Le collectif des Soulèvements de la Terre, partisan de la radicalité, a rejoint la lutte contre les bassines en septembre 2021. Benoît Feuillu, habitant de la ZAD de Notre-Dame-des-Landes et militant des SLT, expliquait à Libération en novembre dernier que le collectif, porté par des figures de la lutte contre l’aéroport, avait rejoint la lutte contre les bassines en septembre 2021, lors de la première manif d’ampleur.

«Ecoterrorisme»

Assumant de s’affranchir de la légalité, «il faut remettre à sa place la question de la violence, qui est du côté de ceux qui sont en train de ravager l’environnement», expliquait Benoît Feuillu à propos des débats qui avaient déjà suivi la mobilisation de Sainte-Soline en octobre dernier, alors que Gérald Darmanin avait déjà qualifié ces actions «d’écoterrorisme». Le mouvement revendique en effet la légitimité de certaines actions de sabotage en réponse à l’inaction du gouvernement : «le sentiment que le gouvernement ne fait pas ce qu’il devrait faire, beaucoup plus fort qu’il y a dix ans.
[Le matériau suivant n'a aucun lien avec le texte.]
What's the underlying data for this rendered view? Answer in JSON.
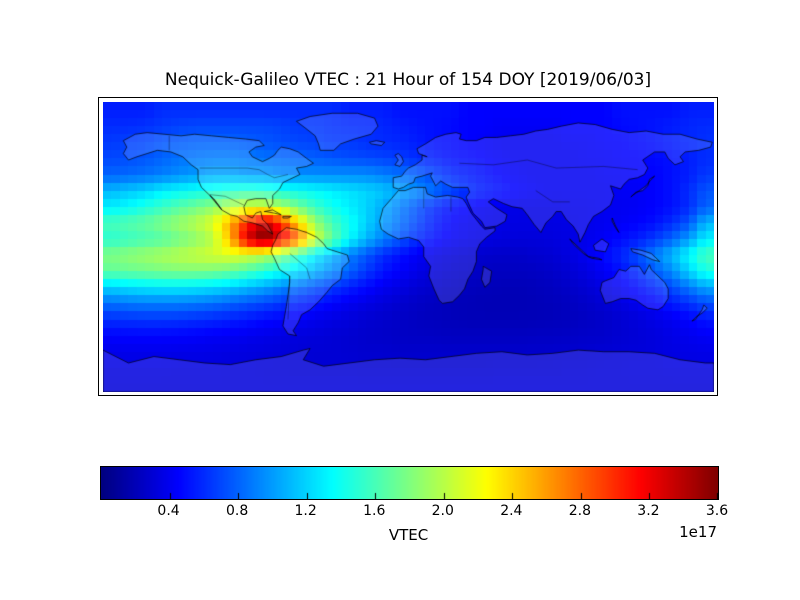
{
  "title": "Nequick-Galileo VTEC : 21 Hour of 154 DOY [2019/06/03]",
  "colorbar": {
    "label": "VTEC",
    "offset_text": "1e17",
    "ticks": [
      "0.4",
      "0.8",
      "1.2",
      "1.6",
      "2.0",
      "2.4",
      "2.8",
      "3.2",
      "3.6"
    ],
    "vmin": 0,
    "vmax": 3.6,
    "colormap": "jet",
    "orientation": "horizontal"
  },
  "chart_data": {
    "type": "heatmap",
    "title": "Nequick-Galileo VTEC : 21 Hour of 154 DOY [2019/06/03]",
    "xlabel": "",
    "ylabel": "",
    "value_label": "VTEC",
    "value_scale_text": "1e17",
    "colormap": "jet",
    "vmin": 0,
    "vmax": 3.6,
    "projection": "equirectangular world map, lon -180..180, lat 90..-90",
    "legend_position": "horizontal colorbar below map",
    "grid": false,
    "lon_centers": [
      -175,
      -165,
      -155,
      -145,
      -135,
      -125,
      -115,
      -105,
      -95,
      -85,
      -75,
      -65,
      -55,
      -45,
      -35,
      -25,
      -15,
      -5,
      5,
      15,
      25,
      35,
      45,
      55,
      65,
      75,
      85,
      95,
      105,
      115,
      125,
      135,
      145,
      155,
      165,
      175
    ],
    "lat_centers": [
      85,
      75,
      65,
      55,
      45,
      35,
      25,
      15,
      5,
      -5,
      -15,
      -25,
      -35,
      -45,
      -55,
      -65,
      -75,
      -85
    ],
    "values_1e17": [
      [
        0.55,
        0.55,
        0.55,
        0.6,
        0.6,
        0.6,
        0.6,
        0.6,
        0.6,
        0.6,
        0.6,
        0.6,
        0.6,
        0.6,
        0.55,
        0.55,
        0.55,
        0.5,
        0.5,
        0.5,
        0.5,
        0.45,
        0.45,
        0.45,
        0.45,
        0.45,
        0.45,
        0.45,
        0.45,
        0.45,
        0.5,
        0.5,
        0.5,
        0.5,
        0.55,
        0.55
      ],
      [
        0.6,
        0.6,
        0.62,
        0.65,
        0.68,
        0.7,
        0.7,
        0.7,
        0.7,
        0.7,
        0.68,
        0.65,
        0.65,
        0.62,
        0.6,
        0.6,
        0.58,
        0.55,
        0.52,
        0.5,
        0.48,
        0.45,
        0.45,
        0.42,
        0.42,
        0.42,
        0.42,
        0.45,
        0.45,
        0.45,
        0.48,
        0.5,
        0.52,
        0.55,
        0.58,
        0.6
      ],
      [
        0.65,
        0.68,
        0.7,
        0.75,
        0.78,
        0.8,
        0.8,
        0.8,
        0.78,
        0.75,
        0.72,
        0.7,
        0.68,
        0.65,
        0.65,
        0.62,
        0.6,
        0.58,
        0.55,
        0.5,
        0.48,
        0.45,
        0.42,
        0.4,
        0.4,
        0.4,
        0.4,
        0.42,
        0.42,
        0.45,
        0.45,
        0.48,
        0.5,
        0.55,
        0.58,
        0.62
      ],
      [
        0.7,
        0.72,
        0.75,
        0.8,
        0.85,
        0.88,
        0.9,
        0.9,
        0.88,
        0.85,
        0.82,
        0.8,
        0.78,
        0.75,
        0.72,
        0.7,
        0.68,
        0.65,
        0.6,
        0.55,
        0.5,
        0.48,
        0.45,
        0.42,
        0.4,
        0.4,
        0.4,
        0.4,
        0.42,
        0.42,
        0.45,
        0.45,
        0.48,
        0.5,
        0.55,
        0.6
      ],
      [
        0.8,
        0.82,
        0.85,
        0.9,
        0.95,
        1.0,
        1.05,
        1.05,
        1.0,
        1.0,
        0.95,
        0.95,
        0.95,
        0.95,
        0.95,
        0.95,
        0.9,
        0.85,
        0.8,
        0.7,
        0.6,
        0.55,
        0.5,
        0.45,
        0.42,
        0.4,
        0.4,
        0.4,
        0.4,
        0.42,
        0.42,
        0.45,
        0.45,
        0.5,
        0.55,
        0.65
      ],
      [
        1.1,
        1.15,
        1.2,
        1.3,
        1.35,
        1.4,
        1.45,
        1.5,
        1.55,
        1.5,
        1.45,
        1.4,
        1.35,
        1.3,
        1.25,
        1.2,
        1.15,
        1.05,
        0.95,
        0.85,
        0.72,
        0.62,
        0.55,
        0.5,
        0.45,
        0.42,
        0.4,
        0.4,
        0.4,
        0.4,
        0.42,
        0.42,
        0.45,
        0.5,
        0.6,
        0.75
      ],
      [
        1.3,
        1.35,
        1.45,
        1.55,
        1.65,
        1.75,
        1.85,
        2.0,
        2.1,
        2.1,
        1.95,
        1.75,
        1.55,
        1.4,
        1.3,
        1.2,
        1.05,
        0.9,
        0.75,
        0.6,
        0.5,
        0.45,
        0.4,
        0.38,
        0.36,
        0.36,
        0.36,
        0.38,
        0.38,
        0.4,
        0.4,
        0.42,
        0.45,
        0.5,
        0.6,
        0.8
      ],
      [
        1.6,
        1.65,
        1.7,
        1.8,
        1.9,
        2.0,
        2.15,
        2.55,
        3.05,
        3.4,
        3.0,
        2.4,
        1.9,
        1.6,
        1.4,
        1.2,
        1.0,
        0.85,
        0.7,
        0.55,
        0.45,
        0.4,
        0.38,
        0.36,
        0.35,
        0.35,
        0.35,
        0.36,
        0.38,
        0.4,
        0.42,
        0.45,
        0.5,
        0.6,
        0.75,
        1.1
      ],
      [
        1.5,
        1.55,
        1.6,
        1.65,
        1.75,
        1.85,
        2.0,
        2.5,
        3.3,
        3.65,
        3.25,
        2.8,
        2.1,
        1.7,
        1.35,
        1.1,
        0.9,
        0.75,
        0.6,
        0.5,
        0.42,
        0.38,
        0.35,
        0.33,
        0.32,
        0.32,
        0.33,
        0.35,
        0.38,
        0.42,
        0.48,
        0.55,
        0.65,
        0.8,
        1.0,
        1.3
      ],
      [
        1.8,
        1.85,
        1.9,
        1.95,
        2.0,
        2.05,
        2.1,
        2.15,
        2.1,
        2.0,
        1.8,
        1.55,
        1.3,
        1.1,
        0.9,
        0.75,
        0.6,
        0.5,
        0.42,
        0.36,
        0.32,
        0.29,
        0.27,
        0.26,
        0.26,
        0.28,
        0.3,
        0.34,
        0.4,
        0.48,
        0.58,
        0.72,
        0.9,
        1.1,
        1.35,
        1.6
      ],
      [
        1.7,
        1.72,
        1.75,
        1.78,
        1.8,
        1.8,
        1.78,
        1.72,
        1.62,
        1.5,
        1.38,
        1.25,
        1.1,
        0.95,
        0.8,
        0.65,
        0.52,
        0.44,
        0.37,
        0.32,
        0.28,
        0.26,
        0.24,
        0.23,
        0.23,
        0.24,
        0.26,
        0.3,
        0.35,
        0.42,
        0.5,
        0.62,
        0.78,
        0.95,
        1.2,
        1.45
      ],
      [
        1.2,
        1.25,
        1.28,
        1.3,
        1.3,
        1.28,
        1.25,
        1.2,
        1.12,
        1.05,
        0.95,
        0.85,
        0.75,
        0.65,
        0.56,
        0.48,
        0.4,
        0.35,
        0.3,
        0.27,
        0.24,
        0.22,
        0.21,
        0.2,
        0.2,
        0.21,
        0.23,
        0.26,
        0.3,
        0.35,
        0.42,
        0.5,
        0.6,
        0.72,
        0.88,
        1.05
      ],
      [
        0.85,
        0.88,
        0.9,
        0.9,
        0.9,
        0.88,
        0.85,
        0.8,
        0.75,
        0.7,
        0.64,
        0.58,
        0.52,
        0.46,
        0.4,
        0.36,
        0.32,
        0.28,
        0.25,
        0.23,
        0.21,
        0.2,
        0.19,
        0.19,
        0.19,
        0.2,
        0.21,
        0.23,
        0.26,
        0.3,
        0.34,
        0.4,
        0.46,
        0.54,
        0.62,
        0.73
      ],
      [
        0.6,
        0.62,
        0.63,
        0.63,
        0.62,
        0.6,
        0.58,
        0.55,
        0.52,
        0.48,
        0.45,
        0.42,
        0.38,
        0.35,
        0.32,
        0.29,
        0.27,
        0.25,
        0.23,
        0.22,
        0.21,
        0.2,
        0.2,
        0.2,
        0.2,
        0.2,
        0.21,
        0.22,
        0.24,
        0.26,
        0.29,
        0.32,
        0.36,
        0.4,
        0.45,
        0.52
      ],
      [
        0.45,
        0.46,
        0.46,
        0.46,
        0.45,
        0.44,
        0.42,
        0.41,
        0.39,
        0.37,
        0.35,
        0.33,
        0.32,
        0.3,
        0.29,
        0.27,
        0.26,
        0.25,
        0.24,
        0.24,
        0.23,
        0.23,
        0.23,
        0.23,
        0.23,
        0.24,
        0.24,
        0.25,
        0.26,
        0.27,
        0.29,
        0.31,
        0.33,
        0.36,
        0.39,
        0.42
      ],
      [
        0.38,
        0.38,
        0.38,
        0.38,
        0.37,
        0.37,
        0.36,
        0.35,
        0.34,
        0.33,
        0.32,
        0.31,
        0.3,
        0.3,
        0.29,
        0.28,
        0.28,
        0.27,
        0.27,
        0.27,
        0.27,
        0.27,
        0.27,
        0.27,
        0.27,
        0.27,
        0.28,
        0.28,
        0.29,
        0.3,
        0.31,
        0.32,
        0.33,
        0.35,
        0.36,
        0.37
      ],
      [
        0.34,
        0.34,
        0.34,
        0.34,
        0.33,
        0.33,
        0.33,
        0.32,
        0.32,
        0.31,
        0.31,
        0.3,
        0.3,
        0.3,
        0.3,
        0.29,
        0.29,
        0.29,
        0.29,
        0.29,
        0.29,
        0.29,
        0.29,
        0.3,
        0.3,
        0.3,
        0.3,
        0.31,
        0.31,
        0.32,
        0.32,
        0.33,
        0.33,
        0.34,
        0.34,
        0.34
      ],
      [
        0.32,
        0.32,
        0.32,
        0.32,
        0.32,
        0.32,
        0.32,
        0.32,
        0.32,
        0.32,
        0.32,
        0.32,
        0.32,
        0.32,
        0.32,
        0.32,
        0.32,
        0.32,
        0.32,
        0.32,
        0.32,
        0.32,
        0.32,
        0.32,
        0.32,
        0.32,
        0.32,
        0.32,
        0.32,
        0.32,
        0.32,
        0.32,
        0.32,
        0.32,
        0.32,
        0.32
      ]
    ]
  }
}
Quand on a commencé à se battre, la crise climatique était déjà là, mais là, l’urgence à agir a décuplé», soulignait alors Benoît Feuillu. Il précisait : «On ne va jamais viser une personne ou une ferme.»

Après son annonce de ce mardi, le ministre de l’Intérieur a ajouté qu’il présenterait lors d’un prochain conseil des ministres un décret de dissolution à l’issue de la procédure contradictoire.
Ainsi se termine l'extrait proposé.